The groups planned trips to the beach and camping.
“My own goal was to get (the kids) back in the church,” Bellot said.
He remained active in the community, helping to organize a celebration for the feast of St. Peter, a popular celebration.
Eventually he left the life of a politician and took a job with Royal Caribbean International on a cruise ship where he met his wife, Marianne, a Wisconsin resident. Since 2002, the couple has been in Wisconsin raising their three children, Meydine, 7; Jeff, 5; and Jacques, 2, and working for an agricultural company. But issues in his home country kept calling — literally.
“People have been calling me and asking me to come back to Dominica to work because nobody has since I left,” Bellot said. “I realized things are dying out. Somebody needs to step up.”
He and Marianne did just that after they took their then-9-month old daughter to the hospital on the island and discovered the hospital didn’t have any digital thermometers. They returned to Dominica with a donation of several digital thermometers for the hospitals.
“When that happened it made the national news (in Domenica) and people were very supportive,” Bellot said. “We didn’t stop there.”
They provided clocks for churches and hospitals, paid for by donations from members of Mother of Good Counsel Parish, Milwaukee.
“My goal is to really protect young people, to make them realize there’s more to life,” Bellot said.
In January 2012, he had a conversation that would inspire him to address another issue.
“I was talking to a teacher (who) said they didn’t have a library,” Bellot said. “I wasn’t aware of that.”
Bellot’s wife suggested starting a library and, after praying about it, they agreed to pursue it.
Through donations from parishioners at Mother of Good Counsel and families from Wauwatosa Catholic School, they collected more than 600 books.
For more info
or to donate and help ship books to Dominica, contact Mother of Good Counsel Parish
The books, however, have only gotten as far as the Bellots’ garage because of the Dominica government.
“This is definitely by far the most difficult project we have to work with,” he said. “We have to speak to so many people before we can speak to the correct person.”
The biggest problem is shipping the books. Bellot said they don’t have the funds to mail them and are trying to get the Dominica government to help them.
“What I’m trying to do is make the government realize how important this is,” Bellot said.
Based on a variety of estimates, he said shipping the books can cost between $600 to $1,000. He’s hoping to get the books to Dominica before the end of the year.
Bellot said he gets involved to show people, especially children, how one person can make a difference.
“I believe if parents can get the kids to church and talk to them to get involved with the church and get involved in all the activities, I think we can help put an end to some of these problems we are having now,” Bellot said.
Even though the books haven’t left yet, he’s already planning the next project –– garbage cans –– he hopes to start at the beginning of 2013.
“I contacted the local mayor here in Wauwatosa,” Bellot said, explaining that he and Marianne wondered whether the old garbage carts from Wauwatosa could be sent to Dominica.
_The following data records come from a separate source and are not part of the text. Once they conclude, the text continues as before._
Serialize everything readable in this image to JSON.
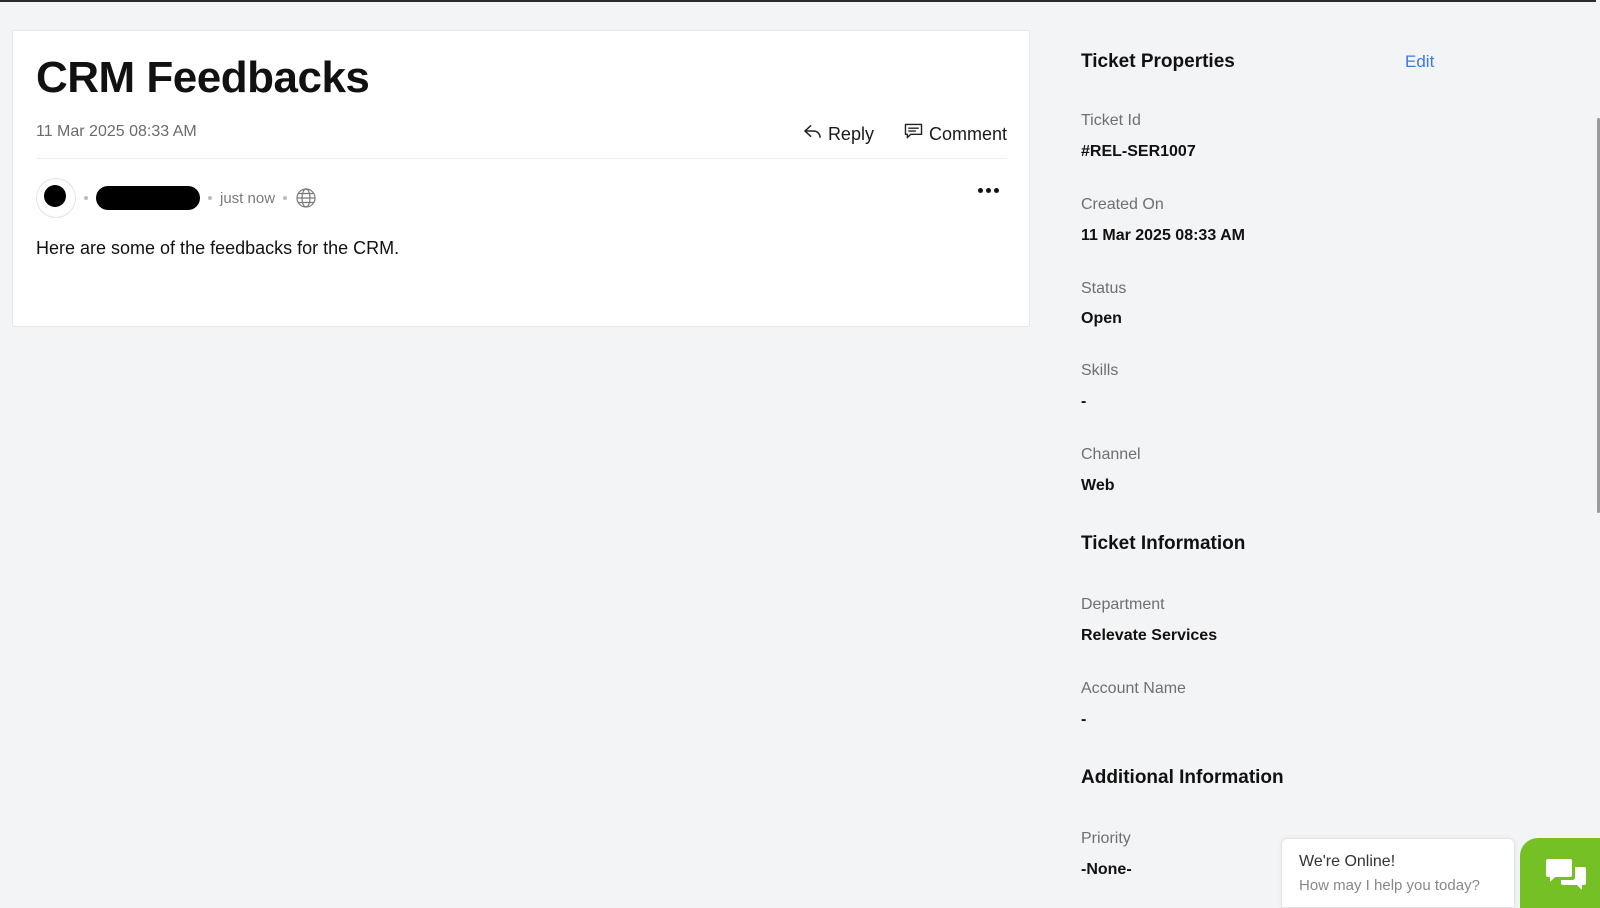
{
  "ticket": {
    "title": "CRM Feedbacks",
    "created": "11 Mar 2025 08:33 AM",
    "actions": {
      "reply_label": "Reply",
      "comment_label": "Comment"
    },
    "thread": {
      "time": "just now",
      "body": "Here are some of the feedbacks for the CRM."
    }
  },
  "properties": {
    "title": "Ticket Properties",
    "edit_label": "Edit",
    "ticket_id_label": "Ticket Id",
    "ticket_id": "#REL-SER1007",
    "created_on_label": "Created On",
    "created_on": "11 Mar 2025 08:33 AM",
    "status_label": "Status",
    "status": "Open",
    "skills_label": "Skills",
    "skills": "-",
    "channel_label": "Channel",
    "channel": "Web"
  },
  "ticket_information": {
    "title": "Ticket Information",
    "department_label": "Department",
    "department": "Relevate Services",
    "account_label": "Account Name",
    "account": "-"
  },
  "additional_information": {
    "title": "Additional Information",
    "priority_label": "Priority",
    "priority": "-None-"
  },
  "chat": {
    "title": "We're Online!",
    "subtitle": "How may I help you today?",
    "accent": "#74c025"
  },
  "colors": {
    "link": "#3a7be0",
    "background": "#f3f4f6"
  }
}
“Because people don’t have those garbage cans at their homes, people have to keep the garbage at their home in plastic bags all over the place and then bring them to the side of the street for pick up,” he said, describing garbage pick-up in Dominica.
Bellot admits there are days when he feels exhausted from all of this work.
“I kind of get to the end of the day and say, ‘I have almost nothing left,’” he said. “But then I say to myself, this is exactly what the devil wants, for you to be tired for you to give up … you have to keep going.”
Bellot said he believes in helping whenever he can.
“I strongly believe that nothing is impossible,” he said. “I’m not afraid of taking on any challenge.”